Pandemia: profissionais de saúde negras sofrem mais com desigualdades
Há 15 meses atuando na linha de frente da covid-19,
profissionais de saúde no Brasil ainda se sentem despreparados para lidar com a
pandemia, mostra estudo da Fundação Getulio Vargas (FGV). Entre as
mulheres, 72,2% das entrevistadas disseram não ter informações suficientes para
trabalhar. Essa condição atinge 61,1% dos homens. Para profissionais negras, o
percentual é ainda maior e chega a 78,22%. Os pesquisadores destacam que os
indicadores de sensação de despreparo refletem os dados sobre quem recebeu mais
treinamento, orientações ou recursos.
“Essas desigualdades têm marcas de gênero e de raça. As
mulheres estão em situação pior e essa diferença vem aumentando em relação aos
homens ao longo do tempo [da pandemia]”, diz Gabriela Lotta, uma das
pesquisadoras responsáveis pelo trabalho. O relatório foi produzido com dados
de uma enquete online, com 1.829 profissionais de saúde, entre os
dias 1º e 20 de março deste ano.
Esta é a quarta rodada da pesquisa e faz parte de uma série
realizada pelo Núcleo de Estudos da Burocracia (NEB-FGV), em parceria com a
Fundação Oswaldo Cruz (Fiocruz) e a Rede Covid-19 Humanidades. A proposta é
compreender as percepções dos profissionais que atuam na linha de frente da
pandemia sobre as condições de trabalho nesse período
Sobre o recebimento de equipamentos, treinamento e testagem,
também observam-se disparidades. Enquanto 57,93% dos homens brancos disseram
ter recebido equipamentos de forma contínua, o percentual cai para 38,12% entre
os homens negros. Em relação ao treinamento, 43,9% dos homens brancos relataram
ter recebido, e as mulheres negras foram as que menos receberam, com 20,94%. A
testagem de forma contínua foi citada por 22,5% dos homens brancos e 11,5% das
mulheres negras.
“A gente achava que ao longo do tempo essas desigualdades
fossem amenizadas, mas, pelo contrário, elas foram se acentuando”,
afirma a pesquisadora. Gabriela explica que a análise por gênero e raça se
mostrou fundamental ao longo do trabalho. “Nas outras etapas ficou cada vez
mais evidente que embora a pandemia afetasse a todas as pessoas, e
especialmente os profissionais de saúde, ela atingia de maneira diferente
mulheres e homens, especialmente as questões de raça.”
A desigualdade aparece também nas áreas de saúde mental e
divisão do trabalho doméstico.
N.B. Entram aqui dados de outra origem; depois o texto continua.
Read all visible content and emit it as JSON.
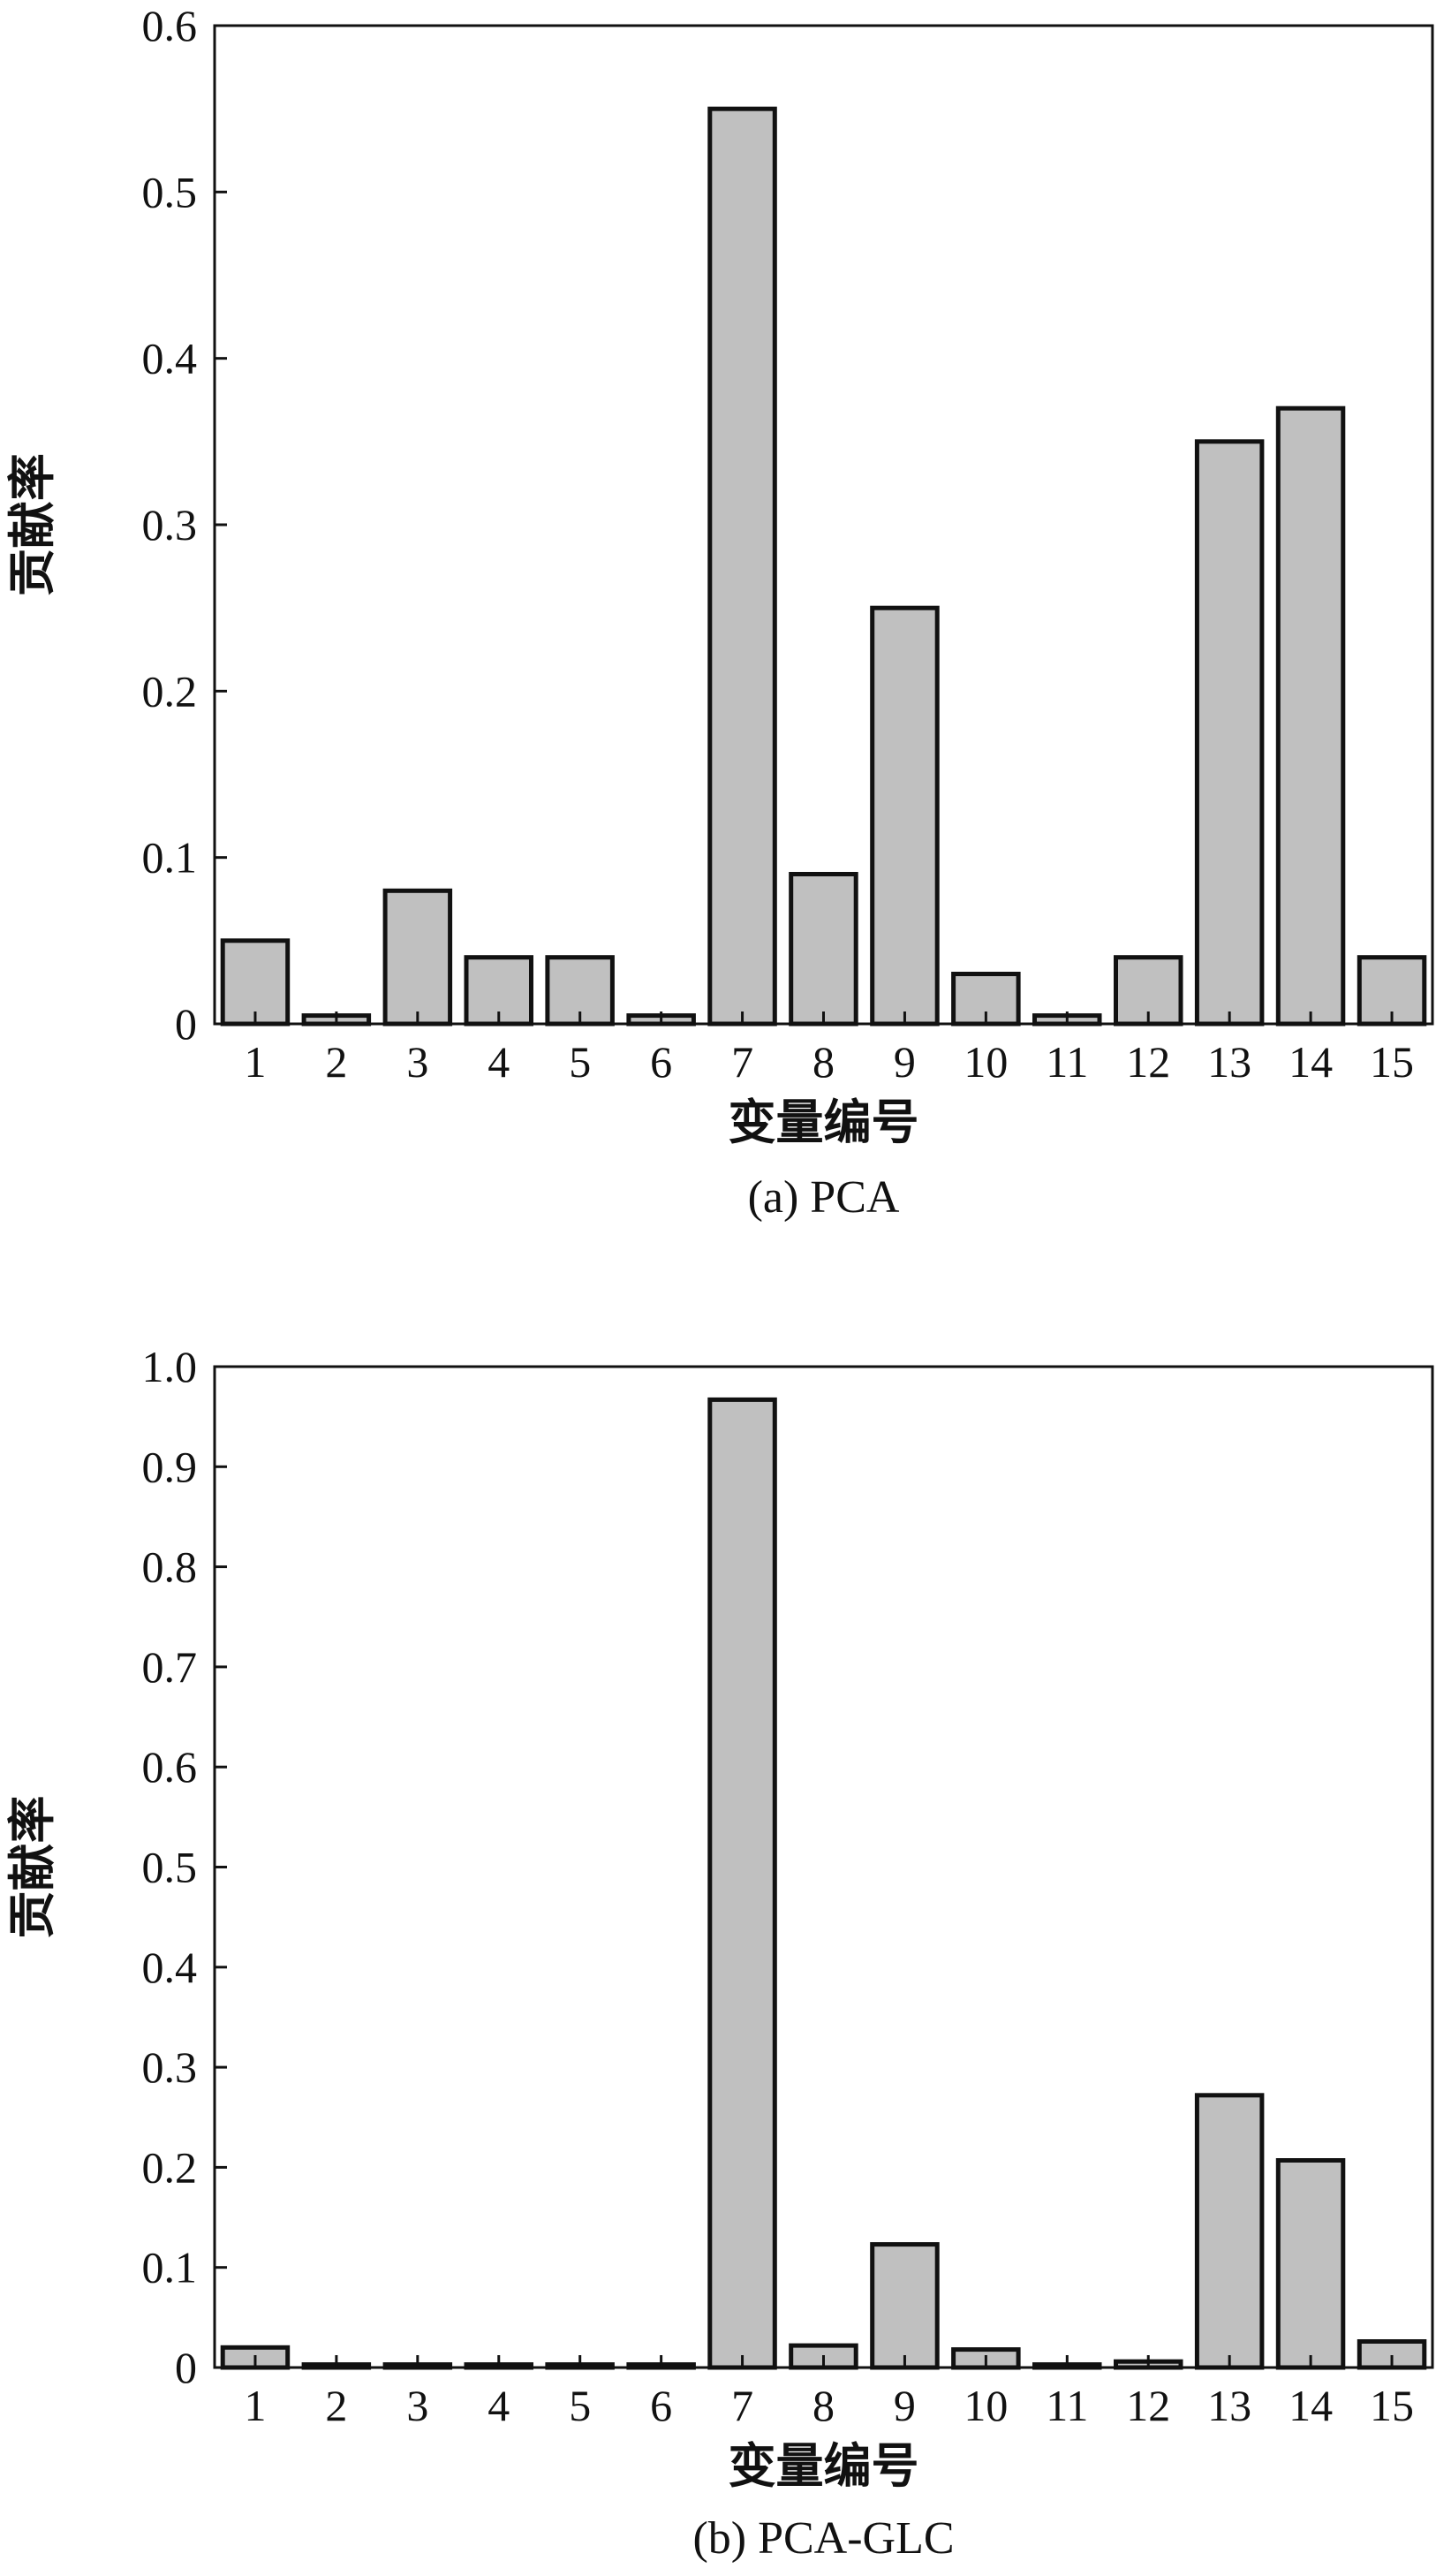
{
  "chart_data": [
    {
      "type": "bar",
      "caption": "(a) PCA",
      "xlabel": "变量编号",
      "ylabel": "贡献率",
      "ylim": [
        0,
        0.6
      ],
      "yticks": [
        "0",
        "0.1",
        "0.2",
        "0.3",
        "0.4",
        "0.5",
        "0.6"
      ],
      "categories": [
        "1",
        "2",
        "3",
        "4",
        "5",
        "6",
        "7",
        "8",
        "9",
        "10",
        "11",
        "12",
        "13",
        "14",
        "15"
      ],
      "values": [
        0.05,
        0.005,
        0.08,
        0.04,
        0.04,
        0.005,
        0.55,
        0.09,
        0.25,
        0.03,
        0.005,
        0.04,
        0.35,
        0.37,
        0.04
      ],
      "bar_color": "#c0c0c0",
      "grid": false
    },
    {
      "type": "bar",
      "caption": "(b) PCA-GLC",
      "xlabel": "变量编号",
      "ylabel": "贡献率",
      "ylim": [
        0,
        1.0
      ],
      "yticks": [
        "0",
        "0.1",
        "0.2",
        "0.3",
        "0.4",
        "0.5",
        "0.6",
        "0.7",
        "0.8",
        "0.9",
        "1.0"
      ],
      "categories": [
        "1",
        "2",
        "3",
        "4",
        "5",
        "6",
        "7",
        "8",
        "9",
        "10",
        "11",
        "12",
        "13",
        "14",
        "15"
      ],
      "values": [
        0.02,
        0.003,
        0.003,
        0.003,
        0.003,
        0.003,
        0.967,
        0.022,
        0.123,
        0.018,
        0.003,
        0.006,
        0.272,
        0.207,
        0.026
      ],
      "bar_color": "#c0c0c0",
      "grid": false
    }
  ]
}
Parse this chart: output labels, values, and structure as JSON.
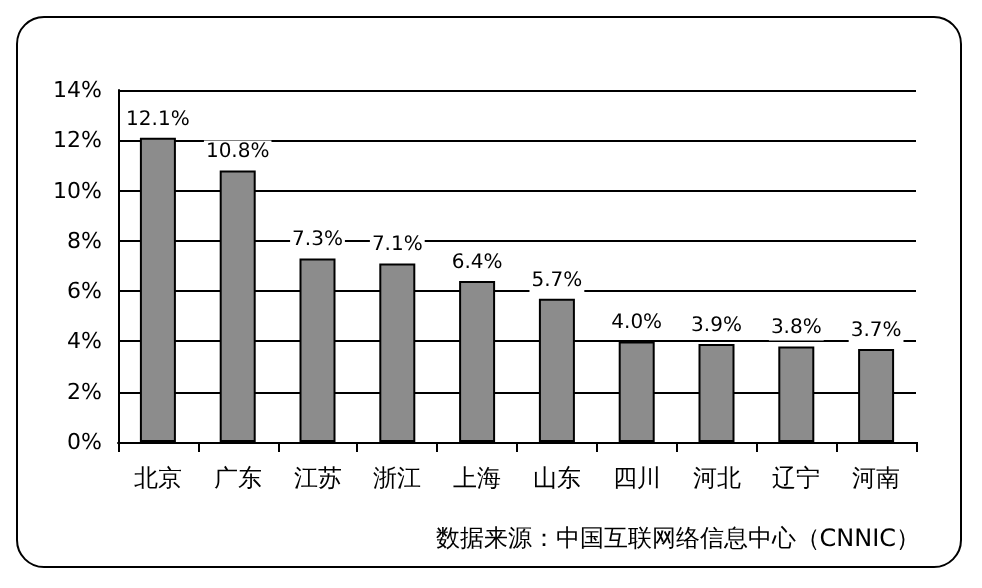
{
  "chart_data": {
    "type": "bar",
    "categories": [
      "北京",
      "广东",
      "江苏",
      "浙江",
      "上海",
      "山东",
      "四川",
      "河北",
      "辽宁",
      "河南"
    ],
    "values": [
      12.1,
      10.8,
      7.3,
      7.1,
      6.4,
      5.7,
      4.0,
      3.9,
      3.8,
      3.7
    ],
    "value_labels": [
      "12.1%",
      "10.8%",
      "7.3%",
      "7.1%",
      "6.4%",
      "5.7%",
      "4.0%",
      "3.9%",
      "3.8%",
      "3.7%"
    ],
    "color": "#8c8c8c",
    "ylim": [
      0,
      14
    ],
    "yticks": [
      {
        "value": 0,
        "label": "0%"
      },
      {
        "value": 2,
        "label": "2%"
      },
      {
        "value": 4,
        "label": "4%"
      },
      {
        "value": 6,
        "label": "6%"
      },
      {
        "value": 8,
        "label": "8%"
      },
      {
        "value": 10,
        "label": "10%"
      },
      {
        "value": 12,
        "label": "12%"
      },
      {
        "value": 14,
        "label": "14%"
      }
    ],
    "grid": "y",
    "annotations": [
      "数据来源：中国互联网络信息中心（CNNIC）"
    ]
  }
}
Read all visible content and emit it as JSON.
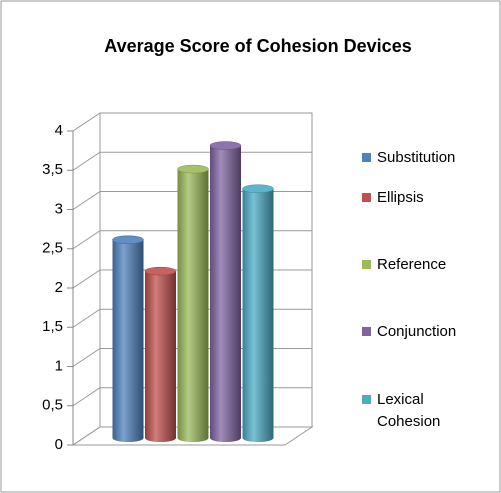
{
  "chart_data": {
    "type": "bar3d",
    "title": "Average Score of Cohesion Devices",
    "categories": [
      null
    ],
    "series": [
      {
        "name": "Substitution",
        "color": "#4f81bd",
        "values": [
          2.5
        ]
      },
      {
        "name": "Ellipsis",
        "color": "#c0504d",
        "values": [
          2.1
        ]
      },
      {
        "name": "Reference",
        "color": "#9bbb59",
        "values": [
          3.4
        ]
      },
      {
        "name": "Conjunction",
        "color": "#8064a2",
        "values": [
          3.7
        ]
      },
      {
        "name": "Lexical Cohesion",
        "color": "#4bacc6",
        "values": [
          3.15
        ]
      }
    ],
    "ylim": [
      0,
      4
    ],
    "yticks": [
      0,
      {
        "value": 0.5,
        "label": "0,5"
      },
      1,
      {
        "value": 1.5,
        "label": "1,5"
      },
      2,
      {
        "value": 2.5,
        "label": "2,5"
      },
      3,
      {
        "value": 3.5,
        "label": "3,5"
      },
      4
    ],
    "grid": true,
    "legend": "right"
  }
}
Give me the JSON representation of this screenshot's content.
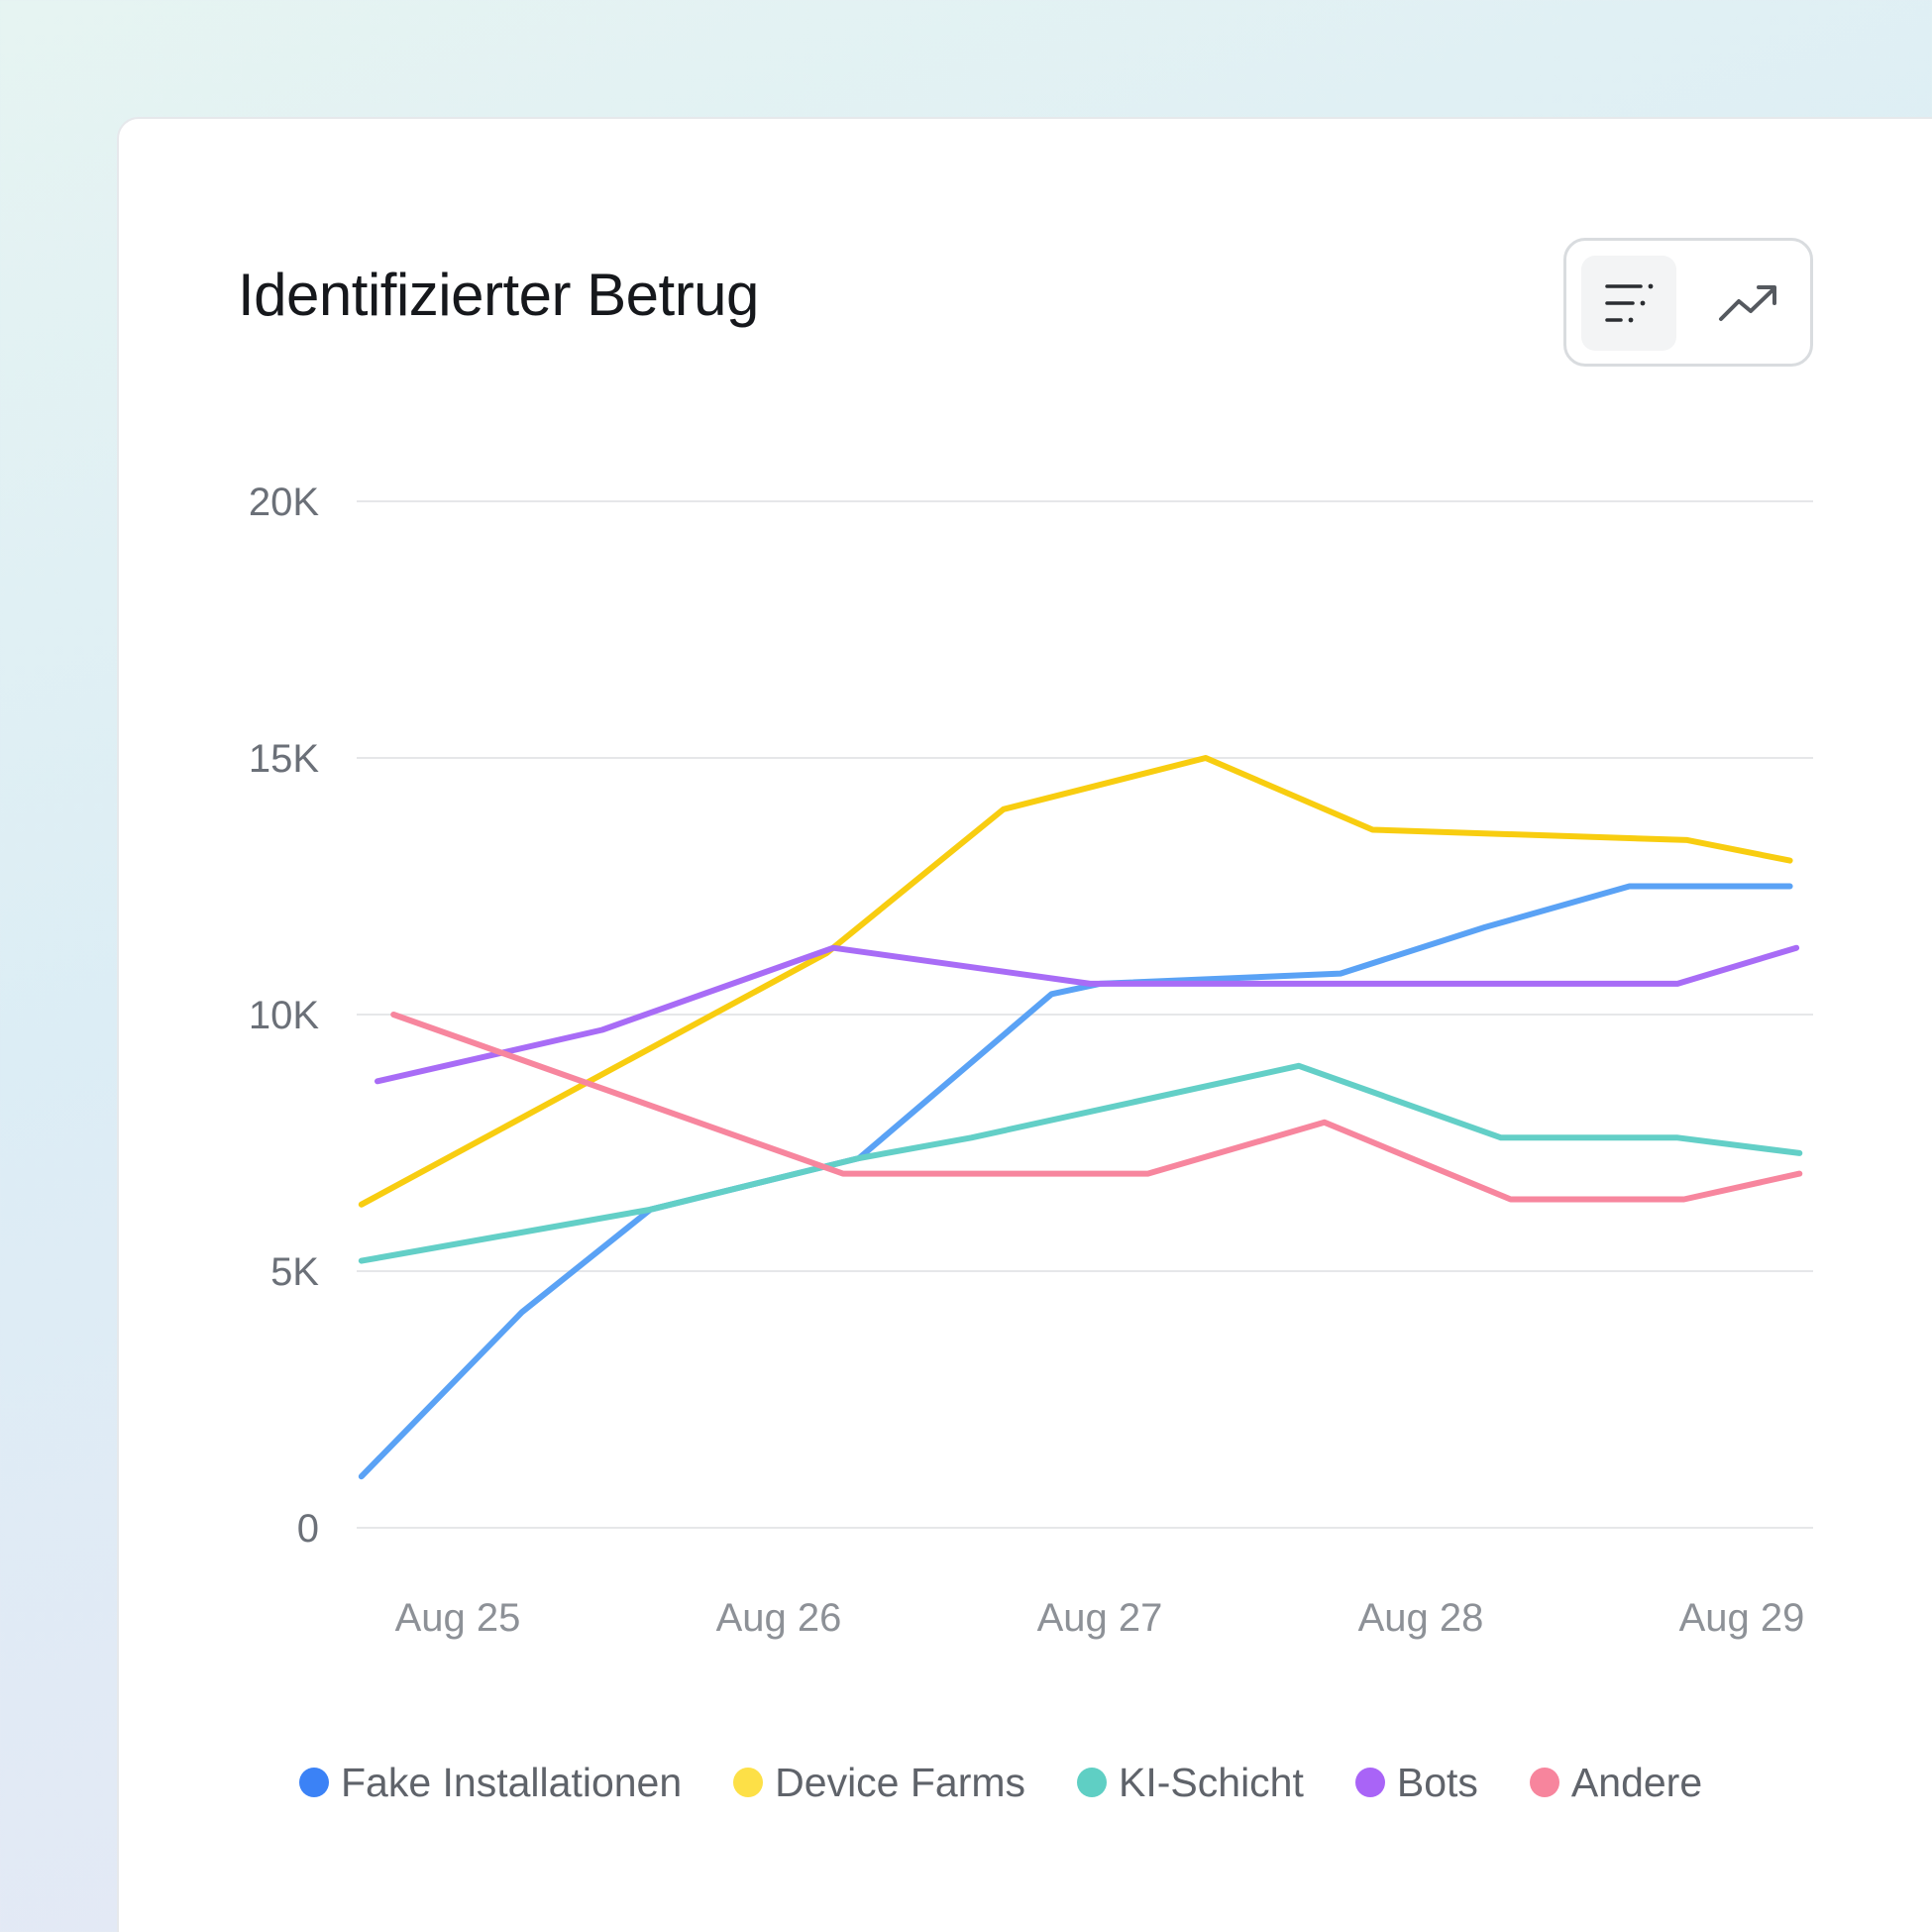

Para 67,3% dos homens entrevistados, a saúde
mental teve impacto durante a pandemia. Entre as mulheres, o índice chega
a 83,7%. Mais da metade das profissionais de saúde disseram dedicar mais de 14
horas por semana às tarefas domésticas, contra 39% dos homens.
Em termos comparativos das etapas do
levantamento Gabriela mostra que, no geral, os indicadores se
mantiveram ruins. “O sentimento de despreparo diminuiu um pouco, o acesso a
equipamentos de proteção individual aumentou, o acesso à testagem aumentou, o
suporte e orientação aumentaram, mas outros indicadores se mantiveram
muito ruins o tempo inteiro.”
Gabriela chama atenção para o esgotamento dos profissionais de
saúde. “Estamos com alto percentual de adoecimento, mortalidade muito alta
também, especialmente antes da vacinação, profissionais que estão com a saúde
mental abalada e precisam continuar cuidando dos pacientes. Eles não estão
tendo descanso, não têm férias, não têm licença e estão no limite.”
A pesquisadora destaca a necessidade de políticas que observem
as desigualdades estruturais. “Essas políticas deveriam ser para todos os
profissionais, elas precisariam ter um olhar muito cuidadoso, pois o
estudo revela os reflexos também dessa desigualdade estrutural de
gênero na sociedade", diz. Para ela, as políticas sempre devem ter um
olhar diferenciado para homens e mulheres, porque "se elas tratam todo
mundo igual, a gente está só reproduzindo desigualdades.”
(*) Com informações da Agência Brasil.